Andreja Bubic, Ana Susac, and Marijan Palmovic. “Observing Individuals Viewing Art: The Effects of Titles on Viewers’ Eye-Movement Profiles.” Empirical Studies of the Arts, in press.
Verplanken and colleagues’ research indicates that we’re more likely to successfully change habits when attempts at the desired modifications are paired with other changes in our lives, such as moving to a new home. A press release for the upcoming Society of Personality and Social Psychology conference, where Verplanken will discuss his work, reports that this outcome is called the “discontinuity effect.”
“Thinking of Changing Your Behavior in 2017? Try Moving First.” 2017. Press release, Society for Personality and Social Psychology, http://spsp.org/news-center/press-release/resolution-habits.
Myerson and Privett share insights regarding workplace design that they garnered while studying extreme workplaces, such as academic libraries, theatres, air traffic control centers, and newsrooms. Particular attention is devoted to psychological comfort in these environments. This text may help readers resolve workplace design challenges.
Jeremy Myerson and Imogen Privett. 2015. Life of Work: What Office Design Can Learn from the World Around Us. Black Dog Publishing: London, UK.

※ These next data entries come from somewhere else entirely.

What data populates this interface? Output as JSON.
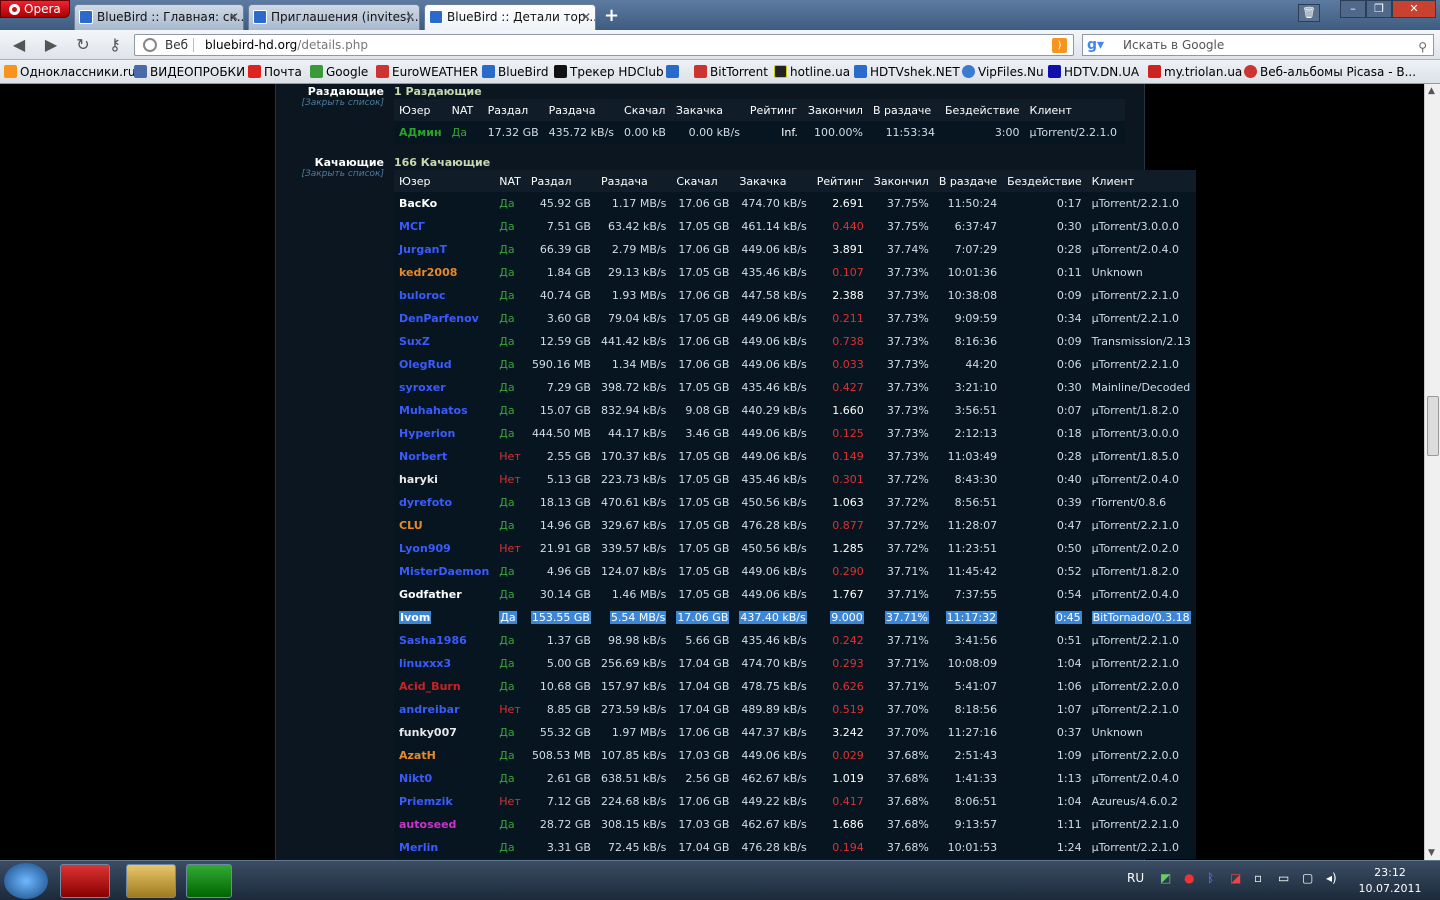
{
  "browser": {
    "menu_label": "Opera",
    "tabs": [
      {
        "title": "BlueBird :: Главная: ск...",
        "active": false
      },
      {
        "title": "Приглашения (invites)...",
        "active": false
      },
      {
        "title": "BlueBird :: Детали тор...",
        "active": true
      }
    ],
    "address": {
      "mode": "Веб",
      "host": "bluebird-hd.org",
      "path": "/details.php"
    },
    "search_placeholder": "Искать в Google",
    "bookmarks": [
      "Одноклассники.ru",
      "ВИДЕОПРОБКИ",
      "Почта",
      "Google",
      "EuroWEATHER",
      "BlueBird",
      "Трекер HDClub",
      "BitTorrent",
      "hotline.ua",
      "HDTVshek.NET",
      "VipFiles.Nu",
      "HDTV.DN.UA",
      "my.triolan.ua",
      "Веб-альбомы Picasa - B..."
    ]
  },
  "seeders": {
    "label": "Раздающие",
    "close": "[Закрыть список]",
    "count_text": "1 Раздающие",
    "headers": [
      "Юзер",
      "NAT",
      "Раздал",
      "Раздача",
      "Скачал",
      "Закачка",
      "Рейтинг",
      "Закончил",
      "В раздаче",
      "Бездействие",
      "Клиент"
    ],
    "rows": [
      [
        "АДмин",
        "Да",
        "17.32 GB",
        "435.72 kB/s",
        "0.00 kB",
        "0.00 kB/s",
        "Inf.",
        "100.00%",
        "11:53:34",
        "3:00",
        "µTorrent/2.2.1.0"
      ]
    ]
  },
  "leechers": {
    "label": "Качающие",
    "close": "[Закрыть список]",
    "count_text": "166 Качающие",
    "headers": [
      "Юзер",
      "NAT",
      "Раздал",
      "Раздача",
      "Скачал",
      "Закачка",
      "Рейтинг",
      "Закончил",
      "В раздаче",
      "Бездействие",
      "Клиент"
    ],
    "rows": [
      [
        "BacKo",
        "Да",
        "45.92 GB",
        "1.17 MB/s",
        "17.06 GB",
        "474.70 kB/s",
        "2.691",
        "37.75%",
        "11:50:24",
        "0:17",
        "µTorrent/2.2.1.0"
      ],
      [
        "MCГ",
        "Да",
        "7.51 GB",
        "63.42 kB/s",
        "17.05 GB",
        "461.14 kB/s",
        "0.440",
        "37.75%",
        "6:37:47",
        "0:30",
        "µTorrent/3.0.0.0"
      ],
      [
        "JurganT",
        "Да",
        "66.39 GB",
        "2.79 MB/s",
        "17.06 GB",
        "449.06 kB/s",
        "3.891",
        "37.74%",
        "7:07:29",
        "0:28",
        "µTorrent/2.0.4.0"
      ],
      [
        "kedr2008",
        "Да",
        "1.84 GB",
        "29.13 kB/s",
        "17.05 GB",
        "435.46 kB/s",
        "0.107",
        "37.73%",
        "10:01:36",
        "0:11",
        "Unknown"
      ],
      [
        "buloroc",
        "Да",
        "40.74 GB",
        "1.93 MB/s",
        "17.06 GB",
        "447.58 kB/s",
        "2.388",
        "37.73%",
        "10:38:08",
        "0:09",
        "µTorrent/2.2.1.0"
      ],
      [
        "DenParfenov",
        "Да",
        "3.60 GB",
        "79.04 kB/s",
        "17.05 GB",
        "449.06 kB/s",
        "0.211",
        "37.73%",
        "9:09:59",
        "0:34",
        "µTorrent/2.2.1.0"
      ],
      [
        "SuxZ",
        "Да",
        "12.59 GB",
        "441.42 kB/s",
        "17.06 GB",
        "449.06 kB/s",
        "0.738",
        "37.73%",
        "8:16:36",
        "0:09",
        "Transmission/2.13"
      ],
      [
        "OlegRud",
        "Да",
        "590.16 MB",
        "1.34 MB/s",
        "17.06 GB",
        "449.06 kB/s",
        "0.033",
        "37.73%",
        "44:20",
        "0:06",
        "µTorrent/2.2.1.0"
      ],
      [
        "syroxer",
        "Да",
        "7.29 GB",
        "398.72 kB/s",
        "17.05 GB",
        "435.46 kB/s",
        "0.427",
        "37.73%",
        "3:21:10",
        "0:30",
        "Mainline/Decoded"
      ],
      [
        "Muhahatos",
        "Да",
        "15.07 GB",
        "832.94 kB/s",
        "9.08 GB",
        "440.29 kB/s",
        "1.660",
        "37.73%",
        "3:56:51",
        "0:07",
        "µTorrent/1.8.2.0"
      ],
      [
        "Hyperion",
        "Да",
        "444.50 MB",
        "44.17 kB/s",
        "3.46 GB",
        "449.06 kB/s",
        "0.125",
        "37.73%",
        "2:12:13",
        "0:18",
        "µTorrent/3.0.0.0"
      ],
      [
        "Norbert",
        "Нет",
        "2.55 GB",
        "170.37 kB/s",
        "17.05 GB",
        "449.06 kB/s",
        "0.149",
        "37.73%",
        "11:03:49",
        "0:28",
        "µTorrent/1.8.5.0"
      ],
      [
        "haryki",
        "Нет",
        "5.13 GB",
        "223.73 kB/s",
        "17.05 GB",
        "435.46 kB/s",
        "0.301",
        "37.72%",
        "8:43:30",
        "0:40",
        "µTorrent/2.0.4.0"
      ],
      [
        "dyrefoto",
        "Да",
        "18.13 GB",
        "470.61 kB/s",
        "17.05 GB",
        "450.56 kB/s",
        "1.063",
        "37.72%",
        "8:56:51",
        "0:39",
        "rTorrent/0.8.6"
      ],
      [
        "CLU",
        "Да",
        "14.96 GB",
        "329.67 kB/s",
        "17.05 GB",
        "476.28 kB/s",
        "0.877",
        "37.72%",
        "11:28:07",
        "0:47",
        "µTorrent/2.2.1.0"
      ],
      [
        "Lyon909",
        "Нет",
        "21.91 GB",
        "339.57 kB/s",
        "17.05 GB",
        "450.56 kB/s",
        "1.285",
        "37.72%",
        "11:23:51",
        "0:50",
        "µTorrent/2.0.2.0"
      ],
      [
        "MisterDaemon",
        "Да",
        "4.96 GB",
        "124.07 kB/s",
        "17.05 GB",
        "449.06 kB/s",
        "0.290",
        "37.71%",
        "11:45:42",
        "0:52",
        "µTorrent/1.8.2.0"
      ],
      [
        "Godfather",
        "Да",
        "30.14 GB",
        "1.46 MB/s",
        "17.05 GB",
        "449.06 kB/s",
        "1.767",
        "37.71%",
        "7:37:55",
        "0:54",
        "µTorrent/2.0.4.0"
      ],
      [
        "Ivom",
        "Да",
        "153.55 GB",
        "5.54 MB/s",
        "17.06 GB",
        "437.40 kB/s",
        "9.000",
        "37.71%",
        "11:17:32",
        "0:45",
        "BitTornado/0.3.18"
      ],
      [
        "Sasha1986",
        "Да",
        "1.37 GB",
        "98.98 kB/s",
        "5.66 GB",
        "435.46 kB/s",
        "0.242",
        "37.71%",
        "3:41:56",
        "0:51",
        "µTorrent/2.2.1.0"
      ],
      [
        "linuxxx3",
        "Да",
        "5.00 GB",
        "256.69 kB/s",
        "17.04 GB",
        "474.70 kB/s",
        "0.293",
        "37.71%",
        "10:08:09",
        "1:04",
        "µTorrent/2.2.1.0"
      ],
      [
        "Acid_Burn",
        "Да",
        "10.68 GB",
        "157.97 kB/s",
        "17.04 GB",
        "478.75 kB/s",
        "0.626",
        "37.71%",
        "5:41:07",
        "1:06",
        "µTorrent/2.2.0.0"
      ],
      [
        "andreibar",
        "Нет",
        "8.85 GB",
        "273.59 kB/s",
        "17.04 GB",
        "489.89 kB/s",
        "0.519",
        "37.70%",
        "8:18:56",
        "1:07",
        "µTorrent/2.2.1.0"
      ],
      [
        "funky007",
        "Да",
        "55.32 GB",
        "1.97 MB/s",
        "17.06 GB",
        "447.37 kB/s",
        "3.242",
        "37.70%",
        "11:27:16",
        "0:37",
        "Unknown"
      ],
      [
        "AzatH",
        "Да",
        "508.53 MB",
        "107.85 kB/s",
        "17.03 GB",
        "449.06 kB/s",
        "0.029",
        "37.68%",
        "2:51:43",
        "1:09",
        "µTorrent/2.2.0.0"
      ],
      [
        "Nikt0",
        "Да",
        "2.61 GB",
        "638.51 kB/s",
        "2.56 GB",
        "462.67 kB/s",
        "1.019",
        "37.68%",
        "1:41:33",
        "1:13",
        "µTorrent/2.0.4.0"
      ],
      [
        "Priemzik",
        "Нет",
        "7.12 GB",
        "224.68 kB/s",
        "17.06 GB",
        "449.22 kB/s",
        "0.417",
        "37.68%",
        "8:06:51",
        "1:04",
        "Azureus/4.6.0.2"
      ],
      [
        "autoseed",
        "Да",
        "28.72 GB",
        "308.15 kB/s",
        "17.03 GB",
        "462.67 kB/s",
        "1.686",
        "37.68%",
        "9:13:57",
        "1:11",
        "µTorrent/2.2.1.0"
      ],
      [
        "Merlin",
        "Да",
        "3.31 GB",
        "72.45 kB/s",
        "17.04 GB",
        "476.28 kB/s",
        "0.194",
        "37.68%",
        "10:01:53",
        "1:24",
        "µTorrent/2.2.1.0"
      ]
    ],
    "selected_index": 18,
    "user_colors": [
      "#ffffff",
      "#3a5bff",
      "#3a5bff",
      "#e88a2a",
      "#3a5bff",
      "#3a5bff",
      "#3a5bff",
      "#3a5bff",
      "#3a5bff",
      "#3a5bff",
      "#3a5bff",
      "#3a5bff",
      "#e8e8e8",
      "#3a5bff",
      "#e88a2a",
      "#3a5bff",
      "#3a5bff",
      "#ffffff",
      "#ffffff",
      "#3a5bff",
      "#3a5bff",
      "#cc2222",
      "#3a5bff",
      "#e8e8e8",
      "#e88a2a",
      "#3a5bff",
      "#3a5bff",
      "#cc33cc",
      "#3a5bff"
    ]
  },
  "taskbar": {
    "lang": "RU",
    "time": "23:12",
    "date": "10.07.2011"
  }
}
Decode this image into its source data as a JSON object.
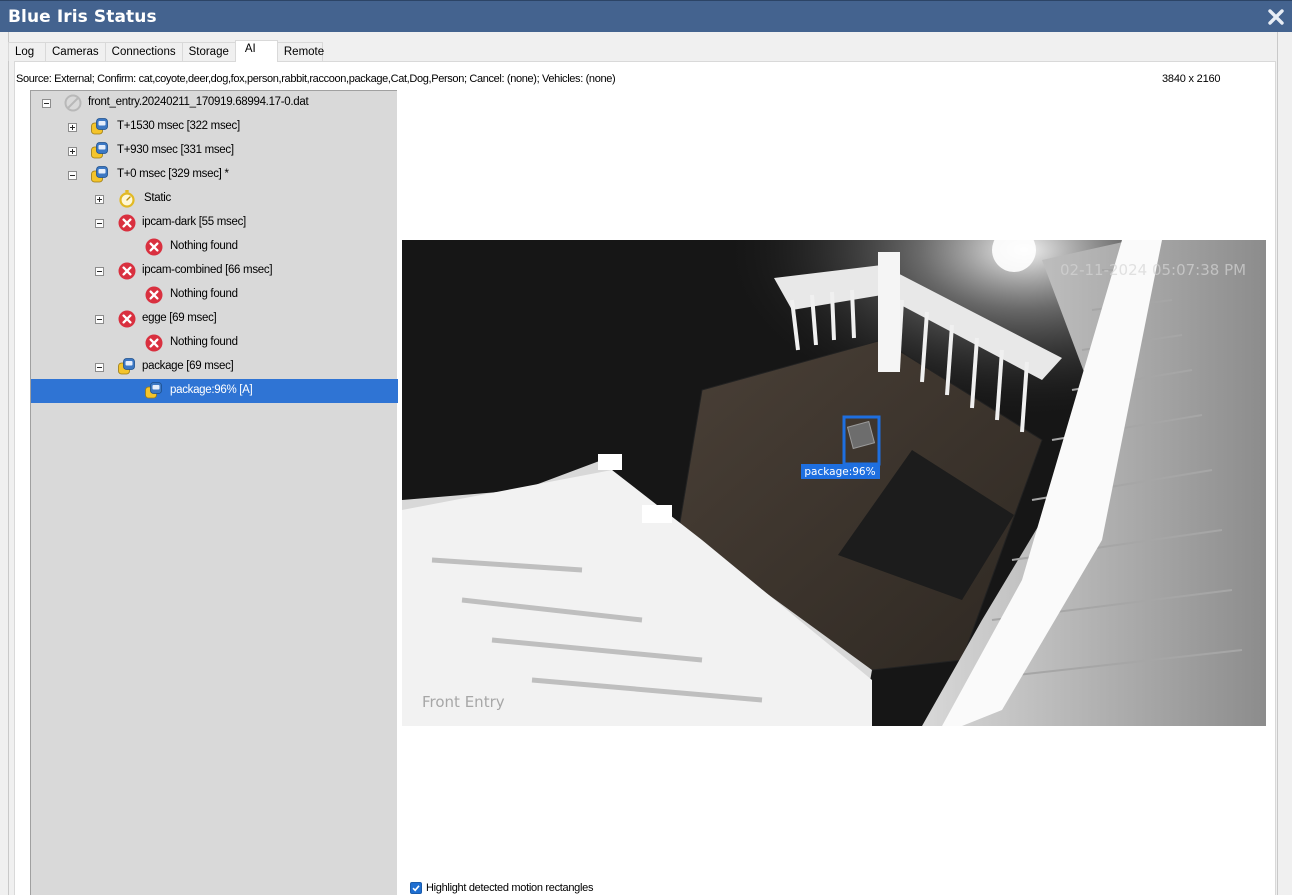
{
  "window": {
    "title": "Blue Iris Status"
  },
  "tabs": [
    {
      "label": "Log"
    },
    {
      "label": "Cameras"
    },
    {
      "label": "Connections"
    },
    {
      "label": "Storage"
    },
    {
      "label": "AI",
      "active": true
    },
    {
      "label": "Remote"
    }
  ],
  "ai": {
    "source_line": "Source: External; Confirm: cat,coyote,deer,dog,fox,person,rabbit,raccoon,package,Cat,Dog,Person; Cancel: (none); Vehicles: (none)",
    "resolution": "3840 x 2160",
    "tree": {
      "root": "front_entry.20240211_170919.68994.17-0.dat",
      "frames": [
        {
          "label": "T+1530 msec  [322 msec]"
        },
        {
          "label": "T+930 msec  [331 msec]"
        },
        {
          "label": "T+0 msec  [329 msec]  *"
        }
      ],
      "static": "Static",
      "models": [
        {
          "label": "ipcam-dark [55 msec]",
          "result": "Nothing found"
        },
        {
          "label": "ipcam-combined [66 msec]",
          "result": "Nothing found"
        },
        {
          "label": "egge [69 msec]",
          "result": "Nothing found"
        },
        {
          "label": "package [69 msec]",
          "result": "package:96% [A]"
        }
      ]
    },
    "image": {
      "timestamp": "02-11-2024 05:07:38 PM",
      "camera_name": "Front Entry",
      "detection_label": "package:96%"
    },
    "highlight_checkbox": {
      "label": "Highlight detected motion rectangles",
      "checked": true
    }
  },
  "colors": {
    "titlebar": "#44638f",
    "selection": "#2f74d4",
    "detection_box": "#1e6fe0",
    "error_icon": "#d9303f"
  }
}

Sokolova and Krishna learned that when people are being asked to make a selection, how that task is described makes a difference. Their findings, which can be applied by anyone asking others to make choices, are straightforward: “People can make decisions by choosing or by rejecting alternatives. This research shows that changing a task from choice to rejection makes people more likely to rely on deliberative processing, what we label the task-type effect. . . . We show that changing a task from choice to rejection makes people express more consistent preferences between safe and risky options . . . . switching a task from choice to rejection increases the quality of consideration sets in the context of hotel reviews . . . and leads to more rational decisions in the context of cell phone plan selection.”
Tatiana Sokolova and Aradhna Krishna. 2016. “Take It Or Leave It: How Choosing Versus Rejecting Alternatives Affects Information Processing.” Journal of Consumer Research, vol. 43, no. 4, pp. 614-635.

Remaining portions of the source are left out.